La mission déclare que « la plupart des critères de performance et des objectifs indicatifs de l’année 2015 au titre de l’arrangement FEC n’ont été atteints. »

Seule satisfaction, l’inflation a baissé en fin novembre 2015 à sept pour cent et demi. A cela, la mission note que « les perspectives économiques se sont améliorées avec la fin proche de l’épidémie d’Ebola et l’organisation des élections présidentielles dans un climat apaisé. »

Ce qui pourrait rebondir la croissance à près de 4% à cause des investissements dans le secteur agricole, la bauxite et l’électricité.

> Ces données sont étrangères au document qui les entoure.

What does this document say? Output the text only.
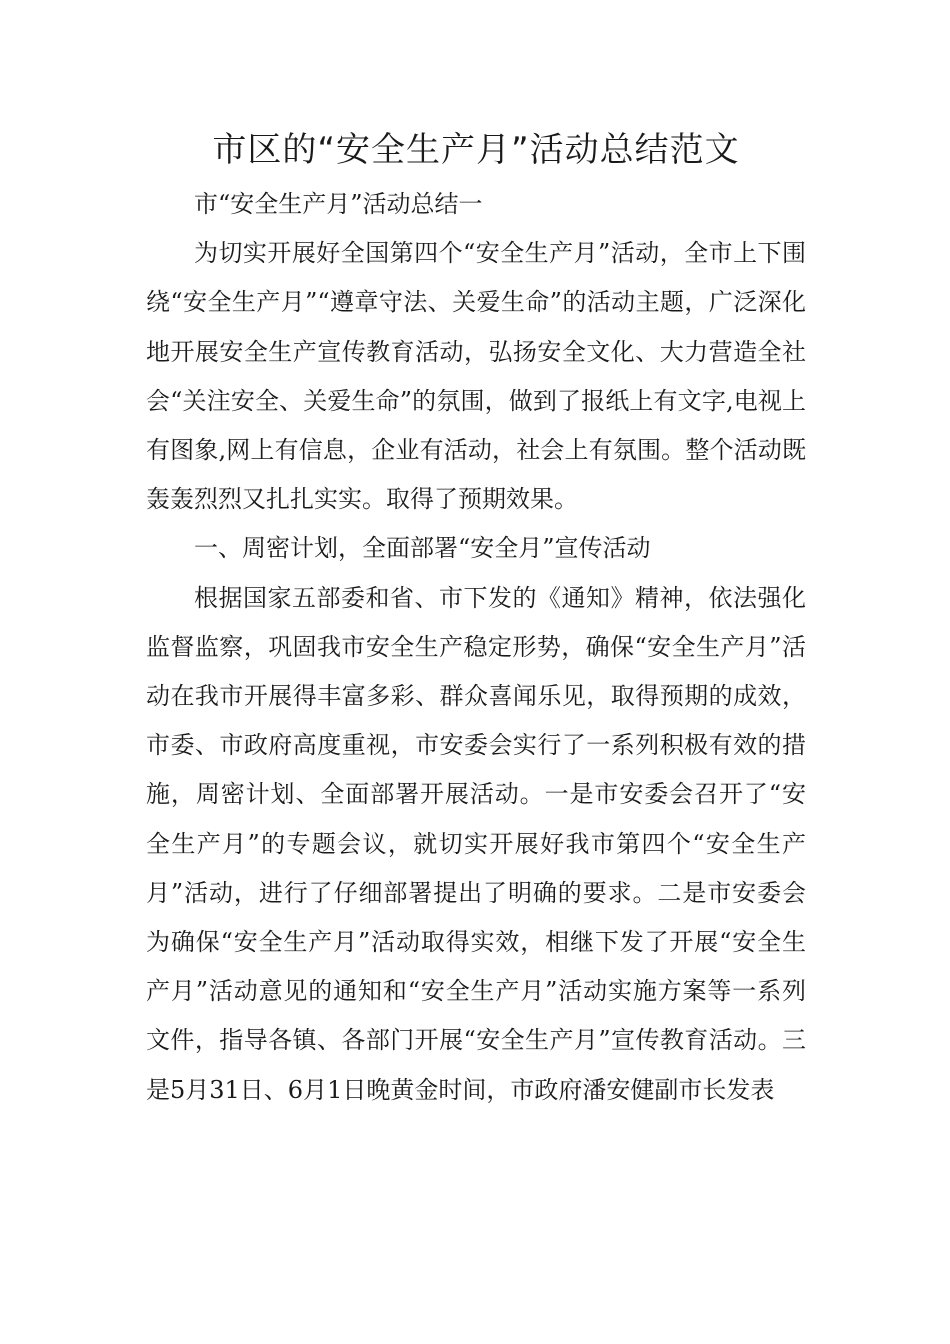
市区的“安全生产月”活动总结范文

市“安全生产月”活动总结一

为切实开展好全国第四个“安全生产月”活动，全市上下围绕“安全生产月”“遵章守法、关爱生命”的活动主题，广泛深化地开展安全生产宣传教育活动，弘扬安全文化、大力营造全社会“关注安全、关爱生命”的氛围，做到了报纸上有文字,电视上有图象,网上有信息，企业有活动，社会上有氛围。整个活动既轰轰烈烈又扎扎实实。取得了预期效果。

一、周密计划，全面部署“安全月”宣传活动

根据国家五部委和省、市下发的《通知》精神，依法强化监督监察，巩固我市安全生产稳定形势，确保“安全生产月”活动在我市开展得丰富多彩、群众喜闻乐见，取得预期的成效，市委、市政府高度重视，市安委会实行了一系列积极有效的措施，周密计划、全面部署开展活动。一是市安委会召开了“安全生产月”的专题会议，就切实开展好我市第四个“安全生产月”活动，进行了仔细部署提出了明确的要求。二是市安委会为确保“安全生产月”活动取得实效，相继下发了开展“安全生产月”活动意见的通知和“安全生产月”活动实施方案等一系列文件，指导各镇、各部门开展“安全生产月”宣传教育活动。三是5月31日、6月1日晚黄金时间，市政府潘安健副市长发表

Parmi les perspectives économiques, la mission a souligné l’intention des autorités guinéennes « de resserrer les politiques économiques en 216 pour réduire les déséquilibres macroéconomiques actuels » et la protection des dépenses consacrées à la réduction de la pauvreté.

A cela, explique le chef de la mission, le déficit budgétaire sera limité à un montant qui peut être financé par des appuis budgétaires et des appuis des projets extérieurs assurés et un recours limité au financement intérieur tout en évitant le recours à tout arriéré de paiement.